Taipei, Aug. 7 (CNA) The Ministry of Labor (MOL) on Wednesday defended a planned pilot program that would enable more flexible employment of foreign care workers after it was criticized as potentially undermining Taiwan's domestic workforce.
Under the proposed "pilot project for diversified companion care services," the government will allow "public welfare organizations" to employ foreign care workers and dispatch them to private homes to provide medical and general care services for one day, half a day or an even shorter time frame.
Under current rules, foreign care workers are generally employed on a live-in basis, residing with families who hire them to provide full-time care to someone living in that household.
As of the end of June, there were 241,532 foreign workers employed in caregiving or other social welfare functions, with more than three-quarters of them (77.2 percent) from Indonesia, according to MOL figures.
The proposed plan, which is expected to be launched later in the year, is aimed at offering greater flexibility in self-funded care for people who need it following major injuries or surgeries and others who require daily care or constant medical-related supervision.
At a press conference Wednesday, Democratic Progressive Party (DPP) lawmaker Lin Yueh-chin (林月琴) joined the Peng Wan-Ru Foundation and others in voicing opposition to the ministry's pilot plan.
"The labor costs for foreign migrant workers are cheap.
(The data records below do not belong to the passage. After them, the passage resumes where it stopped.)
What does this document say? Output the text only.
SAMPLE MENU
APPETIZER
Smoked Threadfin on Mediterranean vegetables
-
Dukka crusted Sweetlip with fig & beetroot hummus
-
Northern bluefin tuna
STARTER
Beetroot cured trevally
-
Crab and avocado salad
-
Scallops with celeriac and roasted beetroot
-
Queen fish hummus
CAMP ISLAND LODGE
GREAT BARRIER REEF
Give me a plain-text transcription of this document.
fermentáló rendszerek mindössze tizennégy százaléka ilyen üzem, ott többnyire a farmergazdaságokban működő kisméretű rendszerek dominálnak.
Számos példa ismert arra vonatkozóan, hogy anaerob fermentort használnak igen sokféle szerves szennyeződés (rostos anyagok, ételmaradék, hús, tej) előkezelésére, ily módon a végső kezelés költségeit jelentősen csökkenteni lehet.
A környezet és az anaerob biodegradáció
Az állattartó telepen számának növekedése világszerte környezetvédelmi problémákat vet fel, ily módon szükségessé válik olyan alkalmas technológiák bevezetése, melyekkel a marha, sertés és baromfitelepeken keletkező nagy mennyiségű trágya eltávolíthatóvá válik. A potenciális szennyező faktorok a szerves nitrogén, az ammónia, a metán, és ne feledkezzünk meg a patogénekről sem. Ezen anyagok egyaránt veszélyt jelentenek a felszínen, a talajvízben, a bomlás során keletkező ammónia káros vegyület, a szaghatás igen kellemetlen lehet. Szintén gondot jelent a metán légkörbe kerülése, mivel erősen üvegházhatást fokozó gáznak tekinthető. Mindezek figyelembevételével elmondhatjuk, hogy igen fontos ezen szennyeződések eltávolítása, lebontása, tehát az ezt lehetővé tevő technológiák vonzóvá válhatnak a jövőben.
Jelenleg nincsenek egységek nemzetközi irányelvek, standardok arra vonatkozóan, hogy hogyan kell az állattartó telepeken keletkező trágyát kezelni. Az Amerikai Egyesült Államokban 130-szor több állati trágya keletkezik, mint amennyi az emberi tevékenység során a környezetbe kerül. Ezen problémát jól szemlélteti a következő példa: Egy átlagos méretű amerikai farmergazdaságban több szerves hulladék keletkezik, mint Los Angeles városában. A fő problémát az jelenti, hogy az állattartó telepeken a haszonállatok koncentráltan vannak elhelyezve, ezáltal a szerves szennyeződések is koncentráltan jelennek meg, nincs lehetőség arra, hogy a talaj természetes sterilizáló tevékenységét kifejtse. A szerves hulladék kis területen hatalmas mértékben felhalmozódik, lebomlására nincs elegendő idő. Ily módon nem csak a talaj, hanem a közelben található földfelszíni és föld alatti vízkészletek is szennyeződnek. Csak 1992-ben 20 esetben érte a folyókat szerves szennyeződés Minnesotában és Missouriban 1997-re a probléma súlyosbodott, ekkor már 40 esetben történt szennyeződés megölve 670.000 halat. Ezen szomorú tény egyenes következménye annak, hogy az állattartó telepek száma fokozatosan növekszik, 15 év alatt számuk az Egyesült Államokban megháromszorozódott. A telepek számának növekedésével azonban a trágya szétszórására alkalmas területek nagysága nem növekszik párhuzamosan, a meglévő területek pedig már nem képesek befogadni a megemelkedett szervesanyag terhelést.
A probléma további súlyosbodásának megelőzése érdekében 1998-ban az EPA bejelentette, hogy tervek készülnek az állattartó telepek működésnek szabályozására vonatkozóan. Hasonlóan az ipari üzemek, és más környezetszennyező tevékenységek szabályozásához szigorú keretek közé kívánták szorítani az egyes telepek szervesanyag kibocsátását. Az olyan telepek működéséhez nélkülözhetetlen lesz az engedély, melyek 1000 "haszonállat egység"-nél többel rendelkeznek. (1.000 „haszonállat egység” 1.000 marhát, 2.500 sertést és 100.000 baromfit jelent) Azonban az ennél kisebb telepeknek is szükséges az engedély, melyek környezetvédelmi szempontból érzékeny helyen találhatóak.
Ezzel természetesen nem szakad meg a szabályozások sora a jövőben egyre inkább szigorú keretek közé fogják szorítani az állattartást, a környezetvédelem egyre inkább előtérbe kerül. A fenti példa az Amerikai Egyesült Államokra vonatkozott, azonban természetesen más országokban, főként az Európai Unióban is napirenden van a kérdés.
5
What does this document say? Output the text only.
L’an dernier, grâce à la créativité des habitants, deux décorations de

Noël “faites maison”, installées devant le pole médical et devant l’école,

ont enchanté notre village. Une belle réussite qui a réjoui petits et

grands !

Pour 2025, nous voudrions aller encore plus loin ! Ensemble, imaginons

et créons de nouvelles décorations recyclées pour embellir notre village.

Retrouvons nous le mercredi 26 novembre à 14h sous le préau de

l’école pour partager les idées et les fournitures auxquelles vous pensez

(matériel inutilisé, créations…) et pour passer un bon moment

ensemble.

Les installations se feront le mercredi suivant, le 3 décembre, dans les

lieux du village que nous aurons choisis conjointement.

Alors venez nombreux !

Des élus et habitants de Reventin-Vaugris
The salary level is lower than that of Taiwanese workers, and the labor supply is endless," said Wang Pin (王品), managing director of the Peng Wan-Ru Foundation.
The entry of "cheap hourly migrant workers" could "trigger a wave of unemployment" and cause the "collapse" of the long-term care service network in Taiwan, the NGO leader said.
Describing the pilot plan as "ridiculous," Lin said giving employment opportunities to foreign workers "violates the original position" that foreign labor should only be used to supplement labor shortages.
The Labor Ministry defended its plan in a press release posted on its website the same day.
According to the ministry, the pilot plan "establishes a new service model that allows public welfare groups in the professional care sector to become trainers and employers of foreign care workers."
Compared to the current "one-to-one" model, the new pilot plan represents a more flexible "one-to-many" model that can expand the scope of care provision, the MOL said.
Nonetheless, the ministry signaled that it would "continue to listen closely to suggestions from all parts of society, and appropriately evaluate and design mechanisms, content and implementation methods for the pilot plan."
Affected by rising life expectancy and falling birth rates, Taiwan faces an increasingly acute labor shortage in the care industry.
According to the National Development Council, the number of people over 65 years of age in Taiwan doubled from around 2 million in 2002 to 4.3 million in 2023.
Taiwan became an aged society in 2018, when over 14 percent of its population was 65 or older and will become a super-aged society in 2025 when the ratio exceeds 20 percent, the council said.